Nicholas Evans, the author of The Horse Whisperer, has died at the age of 72.
A statement from his literary agency said the novelist, screenwriter and journalist died on Tuesday August 9th following a heart attack.
A statement said: “United Agents are very sad to announce the sudden death of the celebrated best-selling author Nicholas Evans who died suddenly on Tuesday … following a heart attack, aged 72.”
Published in 1995, The Horse Whisperer was Evans’ debut novel and follows a complex and talented trainer who is hired to help an injured teenager and her horse back to health after a severe injury.
It sold more than 15 million copies and became the year’s 10th bestselling novel in the US.
The story was adapted for the big screen in 1998 by Hollywood actor Robert Redford, who starred as the title character, with Scarlett Johansson playing young rider Grace MacLean in her breakout role.
Kristin Scott Thomas starred as her mother, Annie, while Sam Neill played her father, Robert.
Born in 1950 in Worcestershire, Evans was educated at Bromsgrove School before reading law at Oxford.
During the 1970s he worked as a journalist on the Evening Chronicle in Newcastle upon Tyne before moving into broadcasting media.
He specialised in US politics and foreign affairs and spent time covering the war in Beirut
By the 1980s he was at London Weekend Television, producing films on Sir Laurence Olivier, Francis Bacon and David Hockney for The South Bank Show.

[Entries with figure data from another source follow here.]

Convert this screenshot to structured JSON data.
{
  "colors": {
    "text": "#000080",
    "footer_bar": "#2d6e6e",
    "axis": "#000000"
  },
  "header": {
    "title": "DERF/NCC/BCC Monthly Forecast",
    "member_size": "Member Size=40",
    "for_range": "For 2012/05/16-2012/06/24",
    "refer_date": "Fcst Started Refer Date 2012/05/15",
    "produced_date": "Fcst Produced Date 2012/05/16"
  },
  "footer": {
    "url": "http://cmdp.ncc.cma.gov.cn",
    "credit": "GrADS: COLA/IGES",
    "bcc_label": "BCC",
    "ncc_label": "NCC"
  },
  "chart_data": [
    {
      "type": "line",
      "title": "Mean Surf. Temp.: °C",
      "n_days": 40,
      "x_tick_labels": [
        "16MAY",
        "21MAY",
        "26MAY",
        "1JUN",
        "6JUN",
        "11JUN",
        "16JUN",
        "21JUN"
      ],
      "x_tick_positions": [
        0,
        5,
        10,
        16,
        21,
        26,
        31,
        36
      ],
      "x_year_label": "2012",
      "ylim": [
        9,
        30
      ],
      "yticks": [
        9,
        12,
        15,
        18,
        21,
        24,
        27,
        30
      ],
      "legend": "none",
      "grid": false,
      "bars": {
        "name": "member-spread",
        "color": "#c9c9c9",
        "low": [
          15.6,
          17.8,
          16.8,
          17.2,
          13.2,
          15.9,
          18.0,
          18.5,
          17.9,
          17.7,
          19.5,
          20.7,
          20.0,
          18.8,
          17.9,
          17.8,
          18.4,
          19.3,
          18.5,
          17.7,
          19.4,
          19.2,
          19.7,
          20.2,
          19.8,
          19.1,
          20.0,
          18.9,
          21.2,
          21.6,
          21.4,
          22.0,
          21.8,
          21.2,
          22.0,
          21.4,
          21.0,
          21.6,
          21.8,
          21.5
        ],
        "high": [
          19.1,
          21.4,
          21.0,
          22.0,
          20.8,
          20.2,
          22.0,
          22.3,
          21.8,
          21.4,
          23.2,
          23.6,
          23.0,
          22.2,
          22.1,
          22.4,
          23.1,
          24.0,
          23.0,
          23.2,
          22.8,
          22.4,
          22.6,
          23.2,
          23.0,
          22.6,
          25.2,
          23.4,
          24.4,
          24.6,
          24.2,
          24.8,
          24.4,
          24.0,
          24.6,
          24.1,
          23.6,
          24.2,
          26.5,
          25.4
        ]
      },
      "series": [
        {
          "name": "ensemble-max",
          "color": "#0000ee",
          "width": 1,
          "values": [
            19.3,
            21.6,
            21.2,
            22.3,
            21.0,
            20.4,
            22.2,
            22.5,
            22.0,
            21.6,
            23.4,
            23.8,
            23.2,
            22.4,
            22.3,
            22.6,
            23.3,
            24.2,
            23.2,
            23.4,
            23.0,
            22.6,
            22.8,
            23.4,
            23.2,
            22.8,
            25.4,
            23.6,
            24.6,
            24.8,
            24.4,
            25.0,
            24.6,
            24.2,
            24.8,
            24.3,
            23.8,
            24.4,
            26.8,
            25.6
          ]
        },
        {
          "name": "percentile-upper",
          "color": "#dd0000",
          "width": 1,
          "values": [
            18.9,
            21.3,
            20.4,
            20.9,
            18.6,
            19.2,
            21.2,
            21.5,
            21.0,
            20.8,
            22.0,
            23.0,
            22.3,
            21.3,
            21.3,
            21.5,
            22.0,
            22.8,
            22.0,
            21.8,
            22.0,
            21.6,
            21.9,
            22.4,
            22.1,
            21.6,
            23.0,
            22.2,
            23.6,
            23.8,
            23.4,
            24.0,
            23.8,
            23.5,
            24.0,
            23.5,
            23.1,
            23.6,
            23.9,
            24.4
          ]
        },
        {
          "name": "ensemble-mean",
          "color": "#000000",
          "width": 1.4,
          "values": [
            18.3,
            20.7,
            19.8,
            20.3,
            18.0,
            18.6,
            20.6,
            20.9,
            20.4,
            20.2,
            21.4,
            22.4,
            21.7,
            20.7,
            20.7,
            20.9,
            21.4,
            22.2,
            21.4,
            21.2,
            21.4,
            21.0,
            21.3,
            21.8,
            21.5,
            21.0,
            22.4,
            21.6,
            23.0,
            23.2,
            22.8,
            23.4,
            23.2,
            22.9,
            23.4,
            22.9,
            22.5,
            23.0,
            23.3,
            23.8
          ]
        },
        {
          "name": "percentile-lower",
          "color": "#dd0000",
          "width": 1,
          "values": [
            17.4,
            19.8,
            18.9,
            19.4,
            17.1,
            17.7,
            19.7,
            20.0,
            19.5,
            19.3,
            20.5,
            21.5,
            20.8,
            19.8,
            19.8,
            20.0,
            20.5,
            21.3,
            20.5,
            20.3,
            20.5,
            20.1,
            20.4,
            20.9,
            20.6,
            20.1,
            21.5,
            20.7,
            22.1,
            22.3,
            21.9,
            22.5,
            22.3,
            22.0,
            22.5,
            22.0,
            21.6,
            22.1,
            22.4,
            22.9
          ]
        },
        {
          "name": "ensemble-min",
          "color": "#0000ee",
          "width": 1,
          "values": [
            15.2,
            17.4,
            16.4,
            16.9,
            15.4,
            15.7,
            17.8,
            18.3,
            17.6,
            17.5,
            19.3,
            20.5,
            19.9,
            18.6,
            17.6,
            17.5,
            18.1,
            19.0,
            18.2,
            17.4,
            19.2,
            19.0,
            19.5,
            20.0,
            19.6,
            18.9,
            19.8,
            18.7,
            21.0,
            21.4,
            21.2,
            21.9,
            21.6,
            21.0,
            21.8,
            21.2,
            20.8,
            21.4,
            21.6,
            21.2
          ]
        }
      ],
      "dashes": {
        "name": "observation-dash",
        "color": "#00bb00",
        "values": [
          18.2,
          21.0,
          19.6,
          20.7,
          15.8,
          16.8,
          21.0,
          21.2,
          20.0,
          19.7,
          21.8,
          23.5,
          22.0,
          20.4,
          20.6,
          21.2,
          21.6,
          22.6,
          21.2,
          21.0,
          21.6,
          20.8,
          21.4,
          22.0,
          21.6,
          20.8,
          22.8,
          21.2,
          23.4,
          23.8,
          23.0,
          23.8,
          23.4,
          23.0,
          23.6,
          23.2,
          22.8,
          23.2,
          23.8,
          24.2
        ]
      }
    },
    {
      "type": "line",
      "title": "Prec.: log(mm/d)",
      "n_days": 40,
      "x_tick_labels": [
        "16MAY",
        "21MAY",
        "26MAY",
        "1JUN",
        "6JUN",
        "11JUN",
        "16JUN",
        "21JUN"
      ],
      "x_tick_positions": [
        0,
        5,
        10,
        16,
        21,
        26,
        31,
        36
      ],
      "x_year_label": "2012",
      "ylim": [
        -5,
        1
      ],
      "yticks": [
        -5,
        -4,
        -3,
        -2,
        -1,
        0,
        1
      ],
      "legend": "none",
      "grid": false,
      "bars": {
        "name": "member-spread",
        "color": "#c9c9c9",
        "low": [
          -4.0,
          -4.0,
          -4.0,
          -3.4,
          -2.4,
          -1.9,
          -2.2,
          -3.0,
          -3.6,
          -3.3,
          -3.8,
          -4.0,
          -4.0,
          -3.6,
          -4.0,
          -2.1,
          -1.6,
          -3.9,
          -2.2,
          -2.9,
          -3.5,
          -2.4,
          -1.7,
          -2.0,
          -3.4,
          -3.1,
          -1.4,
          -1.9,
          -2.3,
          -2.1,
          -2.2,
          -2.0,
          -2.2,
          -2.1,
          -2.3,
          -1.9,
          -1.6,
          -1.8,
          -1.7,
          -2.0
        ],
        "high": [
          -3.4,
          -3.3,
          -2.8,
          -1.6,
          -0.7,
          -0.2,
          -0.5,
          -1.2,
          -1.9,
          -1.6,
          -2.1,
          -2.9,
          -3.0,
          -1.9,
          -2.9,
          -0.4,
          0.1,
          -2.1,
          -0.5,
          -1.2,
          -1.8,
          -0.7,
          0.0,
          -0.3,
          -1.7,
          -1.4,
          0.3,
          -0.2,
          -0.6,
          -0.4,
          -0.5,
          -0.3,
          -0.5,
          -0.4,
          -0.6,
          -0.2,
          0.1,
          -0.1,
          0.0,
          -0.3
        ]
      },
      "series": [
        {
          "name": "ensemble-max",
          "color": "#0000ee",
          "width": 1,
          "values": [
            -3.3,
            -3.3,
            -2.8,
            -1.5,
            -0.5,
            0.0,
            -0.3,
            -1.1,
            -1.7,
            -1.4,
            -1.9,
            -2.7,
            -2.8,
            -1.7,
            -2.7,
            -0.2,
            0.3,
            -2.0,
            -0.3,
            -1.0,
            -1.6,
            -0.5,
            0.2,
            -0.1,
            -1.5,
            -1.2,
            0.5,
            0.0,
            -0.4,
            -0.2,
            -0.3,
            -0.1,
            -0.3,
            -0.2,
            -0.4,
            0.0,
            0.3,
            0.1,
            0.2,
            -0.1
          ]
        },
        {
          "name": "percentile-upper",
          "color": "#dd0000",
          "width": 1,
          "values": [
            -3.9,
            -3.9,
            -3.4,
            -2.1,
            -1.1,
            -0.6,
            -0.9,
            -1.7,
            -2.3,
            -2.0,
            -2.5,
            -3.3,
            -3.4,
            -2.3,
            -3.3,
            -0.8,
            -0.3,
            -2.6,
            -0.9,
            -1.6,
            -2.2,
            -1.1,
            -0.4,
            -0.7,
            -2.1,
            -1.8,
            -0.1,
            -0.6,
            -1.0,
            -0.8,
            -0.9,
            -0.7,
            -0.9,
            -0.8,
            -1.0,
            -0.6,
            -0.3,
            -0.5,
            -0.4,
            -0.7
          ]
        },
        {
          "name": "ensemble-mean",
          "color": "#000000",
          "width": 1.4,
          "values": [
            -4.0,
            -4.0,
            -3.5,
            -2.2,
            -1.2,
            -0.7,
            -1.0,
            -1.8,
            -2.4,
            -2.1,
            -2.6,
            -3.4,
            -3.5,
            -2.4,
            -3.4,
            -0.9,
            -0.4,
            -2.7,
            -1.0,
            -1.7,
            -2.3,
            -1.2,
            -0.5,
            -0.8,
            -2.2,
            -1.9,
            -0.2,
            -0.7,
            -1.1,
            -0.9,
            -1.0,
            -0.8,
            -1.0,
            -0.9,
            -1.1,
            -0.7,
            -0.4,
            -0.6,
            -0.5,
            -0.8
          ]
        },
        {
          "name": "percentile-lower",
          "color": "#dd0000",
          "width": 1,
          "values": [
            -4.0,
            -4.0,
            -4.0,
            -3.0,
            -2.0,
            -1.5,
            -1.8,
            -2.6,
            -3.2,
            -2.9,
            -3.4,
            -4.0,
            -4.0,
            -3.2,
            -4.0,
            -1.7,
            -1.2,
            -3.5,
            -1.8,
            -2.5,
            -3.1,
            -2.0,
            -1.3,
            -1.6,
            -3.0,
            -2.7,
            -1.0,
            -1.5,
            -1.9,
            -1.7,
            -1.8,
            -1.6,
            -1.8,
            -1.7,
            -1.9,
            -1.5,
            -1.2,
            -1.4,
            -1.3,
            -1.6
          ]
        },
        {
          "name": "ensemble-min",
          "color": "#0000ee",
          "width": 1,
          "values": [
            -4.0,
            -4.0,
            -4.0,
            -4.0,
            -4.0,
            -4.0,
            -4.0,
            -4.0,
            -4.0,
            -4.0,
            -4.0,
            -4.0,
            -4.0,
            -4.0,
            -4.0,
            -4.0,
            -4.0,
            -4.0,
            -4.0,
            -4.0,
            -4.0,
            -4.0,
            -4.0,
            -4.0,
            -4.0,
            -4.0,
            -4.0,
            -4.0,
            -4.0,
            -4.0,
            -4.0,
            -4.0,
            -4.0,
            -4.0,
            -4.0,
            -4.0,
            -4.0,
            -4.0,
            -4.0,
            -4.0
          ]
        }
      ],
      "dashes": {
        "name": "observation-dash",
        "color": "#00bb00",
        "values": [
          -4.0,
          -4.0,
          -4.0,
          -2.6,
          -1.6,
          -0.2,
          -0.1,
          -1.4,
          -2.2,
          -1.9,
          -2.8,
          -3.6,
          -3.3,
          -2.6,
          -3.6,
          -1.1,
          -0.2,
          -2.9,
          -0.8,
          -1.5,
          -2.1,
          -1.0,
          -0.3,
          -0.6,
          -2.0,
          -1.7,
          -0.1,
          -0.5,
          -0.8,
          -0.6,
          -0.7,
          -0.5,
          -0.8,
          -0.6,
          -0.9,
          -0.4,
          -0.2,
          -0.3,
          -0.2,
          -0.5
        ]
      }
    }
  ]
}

After developing his skills as a screenwriter with projects starring Dame Peggy Ashcroft, Sir Ian Holm and more, he began work on his debut novel, The Horse Whisperer.
Dell Publishing agreed to pay 3.15 million US dollars (£2.1 million at the time) for the North American rights to the film.
His other works include The Loop (1998), The Smoke Jumper (2001), The Divide (2005) and The Brave (2010).
In 2008, Evans fell ill after cooking and eating poisonous mushrooms picked in local woodland while staying with his wife, Charlotte, at her brother’s estate in Scotland.
Evans and his wife, along with her brother Sir Alastair Gordon-Cumming and his wife Lady Louisa, were transferred to Aberdeen Royal Infirmary where they were treated with dialysis and other kidney treatments.